In our next post of our young PI series, I had the pleasure to interview Iro Tsipa, who will shortly start in her new role as as a Lecturer in Environmental Biotechnology at the University of Cyprus.
Kostas Vavitsas: You recently moved to Cyprus from the UK and you are going to start your own lab very soon. What are the most striking differences between the two research environments?
Iro Tsipa: In the UK, I was working in a world-leading institution, Imperial College London, and in a cutting-edge research centre, SynbiCITE. So, the research could run smoothly in terms of support in equipment and consumables, communicating ideas, being able to attend and participate in conferences.
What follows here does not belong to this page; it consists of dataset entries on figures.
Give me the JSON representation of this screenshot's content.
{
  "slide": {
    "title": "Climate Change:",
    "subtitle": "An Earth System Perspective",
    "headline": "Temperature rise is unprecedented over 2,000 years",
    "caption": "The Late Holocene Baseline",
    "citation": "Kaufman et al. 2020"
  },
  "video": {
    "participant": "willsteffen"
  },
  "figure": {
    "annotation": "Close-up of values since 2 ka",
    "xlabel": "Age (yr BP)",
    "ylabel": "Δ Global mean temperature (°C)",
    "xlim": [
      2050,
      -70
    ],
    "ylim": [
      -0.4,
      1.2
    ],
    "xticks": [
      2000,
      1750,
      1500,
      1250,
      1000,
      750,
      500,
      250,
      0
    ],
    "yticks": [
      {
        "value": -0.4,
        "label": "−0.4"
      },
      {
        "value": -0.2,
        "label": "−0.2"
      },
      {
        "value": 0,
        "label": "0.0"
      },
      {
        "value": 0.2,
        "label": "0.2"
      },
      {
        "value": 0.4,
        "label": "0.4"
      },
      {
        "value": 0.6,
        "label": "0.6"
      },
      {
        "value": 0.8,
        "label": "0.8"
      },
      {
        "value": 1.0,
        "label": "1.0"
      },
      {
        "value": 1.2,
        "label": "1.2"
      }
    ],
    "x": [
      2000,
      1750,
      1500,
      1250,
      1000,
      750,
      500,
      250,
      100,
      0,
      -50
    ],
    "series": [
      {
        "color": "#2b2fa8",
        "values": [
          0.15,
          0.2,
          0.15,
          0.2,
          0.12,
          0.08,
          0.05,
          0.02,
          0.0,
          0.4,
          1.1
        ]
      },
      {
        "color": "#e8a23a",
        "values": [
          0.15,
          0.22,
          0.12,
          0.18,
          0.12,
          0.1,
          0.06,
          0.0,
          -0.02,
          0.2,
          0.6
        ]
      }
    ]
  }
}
In Cyprus, these are not for granted, I had to prioritize the tasks in the projects I participate in, as the budgets are much lower. I feel more responsible for the choices I make. This was quite challenging in the beginning but now I understand better the priorities of a lab and a project and it helped a lot to be prepared for my next job.
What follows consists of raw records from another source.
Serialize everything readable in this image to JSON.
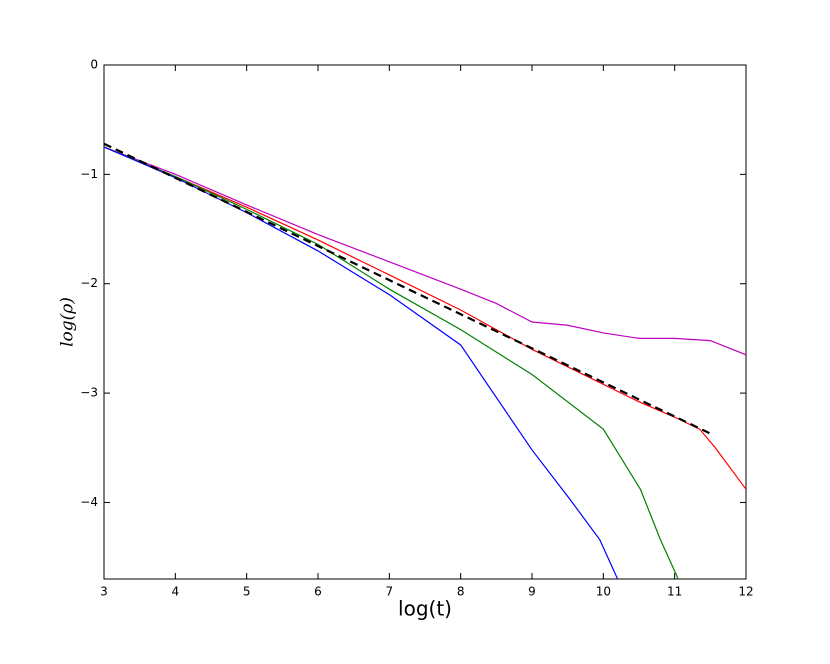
{
  "chart_data": {
    "type": "line",
    "xlabel": "log(t)",
    "ylabel": "log(ρ)",
    "xlim": [
      3,
      12
    ],
    "ylim": [
      -4.7,
      0
    ],
    "xticks": [
      3,
      4,
      5,
      6,
      7,
      8,
      9,
      10,
      11,
      12
    ],
    "yticks": [
      0,
      {
        "value": -1,
        "label": "−1"
      },
      {
        "value": -2,
        "label": "−2"
      },
      {
        "value": -3,
        "label": "−3"
      },
      {
        "value": -4,
        "label": "−4"
      }
    ],
    "series": [
      {
        "color": "#bf00bf",
        "x": [
          3,
          4,
          5,
          6,
          7,
          8,
          8.5,
          9,
          9.5,
          10,
          10.5,
          11,
          11.5,
          12
        ],
        "values": [
          -0.75,
          -1.0,
          -1.28,
          -1.55,
          -1.8,
          -2.05,
          -2.18,
          -2.35,
          -2.38,
          -2.45,
          -2.5,
          -2.5,
          -2.52,
          -2.65
        ]
      },
      {
        "color": "#ff0000",
        "x": [
          3,
          4,
          5,
          6,
          7,
          8,
          9,
          10,
          10.5,
          11,
          11.35,
          11.57,
          12
        ],
        "values": [
          -0.75,
          -1.02,
          -1.3,
          -1.6,
          -1.92,
          -2.24,
          -2.6,
          -2.92,
          -3.08,
          -3.22,
          -3.33,
          -3.5,
          -3.88
        ]
      },
      {
        "color": "#008000",
        "x": [
          3,
          4,
          5,
          6,
          7,
          8,
          9,
          10,
          10.52,
          10.8,
          11.05
        ],
        "values": [
          -0.75,
          -1.02,
          -1.32,
          -1.64,
          -2.05,
          -2.42,
          -2.83,
          -3.33,
          -3.88,
          -4.34,
          -4.7
        ]
      },
      {
        "color": "#0000ff",
        "x": [
          3,
          4,
          5,
          6,
          7,
          8,
          9,
          9.53,
          9.95,
          10.2
        ],
        "values": [
          -0.75,
          -1.03,
          -1.35,
          -1.7,
          -2.1,
          -2.56,
          -3.52,
          -3.97,
          -4.34,
          -4.7
        ]
      },
      {
        "color": "#000000",
        "dashed": true,
        "x": [
          3,
          11.5
        ],
        "values": [
          -0.72,
          -3.37
        ]
      }
    ]
  }
}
Kostas: Do you feel prepared to start your new role?
Iro: I’m very excited to start working as a PI, have my lab and contribute to realistic solutions for environmental bioremediation and bioprocessing. I feel prepared about that. It seems like a natural next step to my academic career. The main challenges are: (i) get funded to be able to have the necessary equipment and working environment, (ii) find young people who share the same passion for environmental biotechnology to make a strong team and (iii) make a multi-disciplinary network of partners and collaborators who appreciate science to share ideas and try to answer key scientific questions.
Kostas: What is the true potential of environmental biotechnology and synthetic biology? Any interesting application that came up recently or will be out soon?
Iro: Environmental sustainability is at the core of the challenges of synthetic biology community. Engineered microbes and synthetic microbial consortia can substantially assist in limiting CO2 levels, recovering phosphorus, bioremediating and biodegrading resistant and toxic compounds that natural strains cannot process (yet)… Plastics and micropollutants biodegradation assisted by engineered microbes is an interesting field of emerging concern, which has attracted attention in recent years. Further, bioprocessing is a bottleneck in synthetic biology. We recently submitted a paper with my academic mentor, Sakis Mantalaris, and close collaborator, Gizem Buldum, of a kinetic model of synthetic genetic circuits predicting product formation towards microbial cell factories bioprocessing. I hope that this project will provide a different point of view of mathematical modelling and process intensification in synthetic biology.
Kostas: What is the single most important piece of advice you would give to an early career researcher in synthetic biology?
Iro: I would say ‘follow your own path’, find what fascinates you the most based on your background and knowledge, do your own research in the literature and start building on. Also, perform a thorough research of which groups work on similar projects and try to be inspired. Research and science are based on team efforts which can result in a great individual result.
In August 2019, Argyro (Iro) Tsipa will start working as a Lecturer in Environmental Biotechnology in the Department of Civil and Environmental Engineering and Nireas International Research Centre, at University of Cyprus.Currently, she has been a Senior Researcherin the Department of Environmental Science and Technologyat Cyprus University of Technology. She obtained a Diploma in Chemical Engineering from the National Technical University of Athens, an MSc in Chemical Engineering with Biotechnology from Imperial College London where she also got her PhD in Bioprocess Systems Engineering. Before her current appointment, she worked as a Research Associate at the UK’s National Innovation and Knowledge Centre for Synthetic Biology (SynbiCITE) and the London DNA Foundry. Iro is considered as an expert in transcriptomics and proteomics. She has been instrumental in developing an integrated experimental-modelling framework to design optimal bioprocesses with applications in Industrial and Environmental Biotechnology, and Synthetic Biology. She developed and is responsible for the molecular biology facility of her current lab and the OzoneBioPro project developing a hybrid ozonation-bioremediation treatment of drill cuttings of the drilling operations in Cyprus.